Interview: Viiv - Intels Schnellstart ins Wohnzimmer

Um eben mit Viiv in den Massenmarkt zu kommen, spielt auch der Preis eine wichtige Rolle. Viiv-Systeme sollen deutlich günstiger zu haben sein als ein typischer Media-Center-PC, der rund 1.500,- US-Dollar oder mehr kostet. Es gebe gerade im Bereich der Unterhaltungsindustrie feste Preispunkte, die es zu treffen gelte. Preise von 700,- oder 800,- US-Dollar seien ebenso möglich wie 1.500,- oder 2.000,- US-Dollar.
Trotz Dual-Core-Prozessoren sollen die Viiv-Systeme flüsterleise sein – und dies sei auch unbedingt notwendig, um die Wünsche der Kunden zu treffen, so MacDonald. Der Weg dahin sei weniger ein technisches Problem gewesen – denn Intel habe hervorragende Ingenieure -, sondern vielmehr ein Problem der falschen Zielsetzung. Intel habe aber erkannt, dass sich die Kundenwünsche geändert haben und hat die Vorgaben an die eigenen Ingenieure entsprechend angepasst, auch wenn die Herausforderungen dadurch deutlich steigen: Nicht mehr nur Leistung, es komme auch auf geringen Stromverbrauch und kleine Abmaße an.

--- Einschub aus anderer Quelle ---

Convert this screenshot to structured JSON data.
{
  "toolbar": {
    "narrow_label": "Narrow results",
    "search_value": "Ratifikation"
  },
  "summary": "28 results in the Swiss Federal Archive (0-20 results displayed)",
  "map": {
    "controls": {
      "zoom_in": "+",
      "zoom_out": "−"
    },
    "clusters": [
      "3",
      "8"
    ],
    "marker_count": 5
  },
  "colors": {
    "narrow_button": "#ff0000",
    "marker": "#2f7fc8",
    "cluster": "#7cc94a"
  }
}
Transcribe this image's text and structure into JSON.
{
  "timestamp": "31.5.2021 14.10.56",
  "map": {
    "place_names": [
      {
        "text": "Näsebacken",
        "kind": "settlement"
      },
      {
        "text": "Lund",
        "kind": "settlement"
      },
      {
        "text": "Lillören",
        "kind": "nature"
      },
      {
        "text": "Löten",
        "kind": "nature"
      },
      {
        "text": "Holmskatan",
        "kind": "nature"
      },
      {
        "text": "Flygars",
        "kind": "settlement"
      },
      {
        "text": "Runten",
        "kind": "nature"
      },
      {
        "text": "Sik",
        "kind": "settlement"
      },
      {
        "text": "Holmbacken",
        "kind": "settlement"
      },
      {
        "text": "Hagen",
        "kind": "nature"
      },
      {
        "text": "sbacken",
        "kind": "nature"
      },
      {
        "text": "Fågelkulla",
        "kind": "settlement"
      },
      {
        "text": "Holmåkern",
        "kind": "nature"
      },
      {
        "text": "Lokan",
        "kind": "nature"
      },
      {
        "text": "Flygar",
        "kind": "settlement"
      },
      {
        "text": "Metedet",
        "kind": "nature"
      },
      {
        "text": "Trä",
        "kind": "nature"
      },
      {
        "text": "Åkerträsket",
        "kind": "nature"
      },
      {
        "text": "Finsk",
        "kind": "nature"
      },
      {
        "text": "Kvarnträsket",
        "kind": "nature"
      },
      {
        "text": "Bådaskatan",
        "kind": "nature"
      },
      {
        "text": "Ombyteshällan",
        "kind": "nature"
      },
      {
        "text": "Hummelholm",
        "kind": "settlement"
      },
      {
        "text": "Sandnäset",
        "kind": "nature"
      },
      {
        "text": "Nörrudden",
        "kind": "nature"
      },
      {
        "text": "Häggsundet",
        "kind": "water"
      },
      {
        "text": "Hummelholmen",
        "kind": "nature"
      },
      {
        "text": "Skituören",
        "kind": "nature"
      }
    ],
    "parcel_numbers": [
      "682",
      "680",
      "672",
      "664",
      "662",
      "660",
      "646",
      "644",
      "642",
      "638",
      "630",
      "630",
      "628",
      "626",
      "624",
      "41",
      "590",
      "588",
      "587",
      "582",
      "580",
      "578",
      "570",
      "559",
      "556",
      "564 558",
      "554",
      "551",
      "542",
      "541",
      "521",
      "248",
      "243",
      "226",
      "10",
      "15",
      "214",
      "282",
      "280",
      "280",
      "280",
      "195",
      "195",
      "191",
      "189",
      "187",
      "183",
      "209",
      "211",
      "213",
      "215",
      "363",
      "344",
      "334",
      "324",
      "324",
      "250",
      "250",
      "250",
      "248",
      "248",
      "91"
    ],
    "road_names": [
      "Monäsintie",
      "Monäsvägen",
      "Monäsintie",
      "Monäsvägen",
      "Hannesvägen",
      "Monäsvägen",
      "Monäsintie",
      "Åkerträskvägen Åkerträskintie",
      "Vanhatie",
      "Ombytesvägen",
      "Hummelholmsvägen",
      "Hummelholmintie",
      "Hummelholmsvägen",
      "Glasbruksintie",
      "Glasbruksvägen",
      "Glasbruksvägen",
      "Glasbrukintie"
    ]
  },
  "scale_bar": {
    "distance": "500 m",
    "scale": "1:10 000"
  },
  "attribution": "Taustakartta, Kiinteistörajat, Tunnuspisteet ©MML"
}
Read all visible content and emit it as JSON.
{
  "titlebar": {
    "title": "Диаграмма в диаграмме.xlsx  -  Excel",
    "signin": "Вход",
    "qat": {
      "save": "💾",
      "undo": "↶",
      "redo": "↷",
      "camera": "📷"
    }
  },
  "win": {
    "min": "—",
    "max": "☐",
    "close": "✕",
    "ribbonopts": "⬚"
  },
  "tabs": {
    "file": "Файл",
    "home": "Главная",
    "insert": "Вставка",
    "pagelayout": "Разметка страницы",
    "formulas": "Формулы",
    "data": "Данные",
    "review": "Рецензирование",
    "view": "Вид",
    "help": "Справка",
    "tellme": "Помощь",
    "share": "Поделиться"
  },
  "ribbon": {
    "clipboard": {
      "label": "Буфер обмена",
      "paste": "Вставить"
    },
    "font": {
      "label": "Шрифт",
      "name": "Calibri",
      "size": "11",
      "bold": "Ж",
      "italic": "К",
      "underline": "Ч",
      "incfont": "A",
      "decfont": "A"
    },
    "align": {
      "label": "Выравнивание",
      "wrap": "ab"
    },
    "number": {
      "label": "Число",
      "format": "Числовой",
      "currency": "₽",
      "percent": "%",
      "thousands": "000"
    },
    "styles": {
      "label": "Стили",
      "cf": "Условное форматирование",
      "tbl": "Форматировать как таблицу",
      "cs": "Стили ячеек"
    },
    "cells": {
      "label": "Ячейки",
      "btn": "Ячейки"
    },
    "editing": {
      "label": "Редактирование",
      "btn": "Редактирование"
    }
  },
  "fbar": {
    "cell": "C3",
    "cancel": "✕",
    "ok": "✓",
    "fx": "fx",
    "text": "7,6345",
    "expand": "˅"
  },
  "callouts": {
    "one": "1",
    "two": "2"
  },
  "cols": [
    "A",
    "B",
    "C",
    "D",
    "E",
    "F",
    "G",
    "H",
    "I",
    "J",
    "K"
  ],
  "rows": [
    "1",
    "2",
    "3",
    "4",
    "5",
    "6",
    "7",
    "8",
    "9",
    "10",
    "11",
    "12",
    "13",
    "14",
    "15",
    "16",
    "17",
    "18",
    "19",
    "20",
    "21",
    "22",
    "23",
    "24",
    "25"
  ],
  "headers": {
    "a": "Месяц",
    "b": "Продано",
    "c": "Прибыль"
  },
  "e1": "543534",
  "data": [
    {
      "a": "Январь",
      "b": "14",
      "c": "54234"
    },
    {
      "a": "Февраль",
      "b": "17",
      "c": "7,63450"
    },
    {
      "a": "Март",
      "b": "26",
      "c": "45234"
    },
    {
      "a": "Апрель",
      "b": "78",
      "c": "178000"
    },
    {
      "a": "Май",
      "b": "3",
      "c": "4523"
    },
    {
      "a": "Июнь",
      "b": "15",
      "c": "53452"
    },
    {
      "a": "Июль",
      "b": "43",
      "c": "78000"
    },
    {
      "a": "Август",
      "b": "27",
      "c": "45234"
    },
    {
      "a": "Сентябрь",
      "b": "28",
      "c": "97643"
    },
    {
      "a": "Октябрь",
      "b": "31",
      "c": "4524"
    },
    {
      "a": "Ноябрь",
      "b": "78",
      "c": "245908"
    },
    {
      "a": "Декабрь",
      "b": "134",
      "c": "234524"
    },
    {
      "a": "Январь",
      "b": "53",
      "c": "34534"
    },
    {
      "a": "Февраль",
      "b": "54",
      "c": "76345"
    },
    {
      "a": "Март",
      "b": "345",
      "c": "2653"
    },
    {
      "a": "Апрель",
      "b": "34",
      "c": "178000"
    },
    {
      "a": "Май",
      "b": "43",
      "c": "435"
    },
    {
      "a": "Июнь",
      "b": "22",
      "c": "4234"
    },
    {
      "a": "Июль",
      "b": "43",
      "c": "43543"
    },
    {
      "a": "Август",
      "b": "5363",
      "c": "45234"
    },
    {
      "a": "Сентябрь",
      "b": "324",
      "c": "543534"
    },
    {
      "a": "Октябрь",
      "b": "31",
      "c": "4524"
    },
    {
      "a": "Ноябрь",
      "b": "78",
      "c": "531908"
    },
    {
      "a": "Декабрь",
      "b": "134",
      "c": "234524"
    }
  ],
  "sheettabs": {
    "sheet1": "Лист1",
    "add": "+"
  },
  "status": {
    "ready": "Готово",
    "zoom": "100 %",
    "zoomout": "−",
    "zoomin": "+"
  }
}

Das wohl Interessanteste an Viiv dürfte wohl das schnelle Ein- und Ausschalten sein. Zwar hielt sich MacDonald hier mit Details zurück, verglich den Ansatz aber mit den Stromsparmechanismen, über die auch aktuelle Systeme verfügen. Der besondere Clou liegt darin, dass sich so das System auch teilweise abschalten lässt, je nachdem, wie es genutzt wird. Als "digitale Medienzentrale" sollen Viiv-Systeme schließlich von mehreren Nutzern gleichzeitig verwendet werden können, ohne dass der eine vor einem schwarzen Bildschirm sitzt, nur weil ein anderer das Gerät gerade abschaltet.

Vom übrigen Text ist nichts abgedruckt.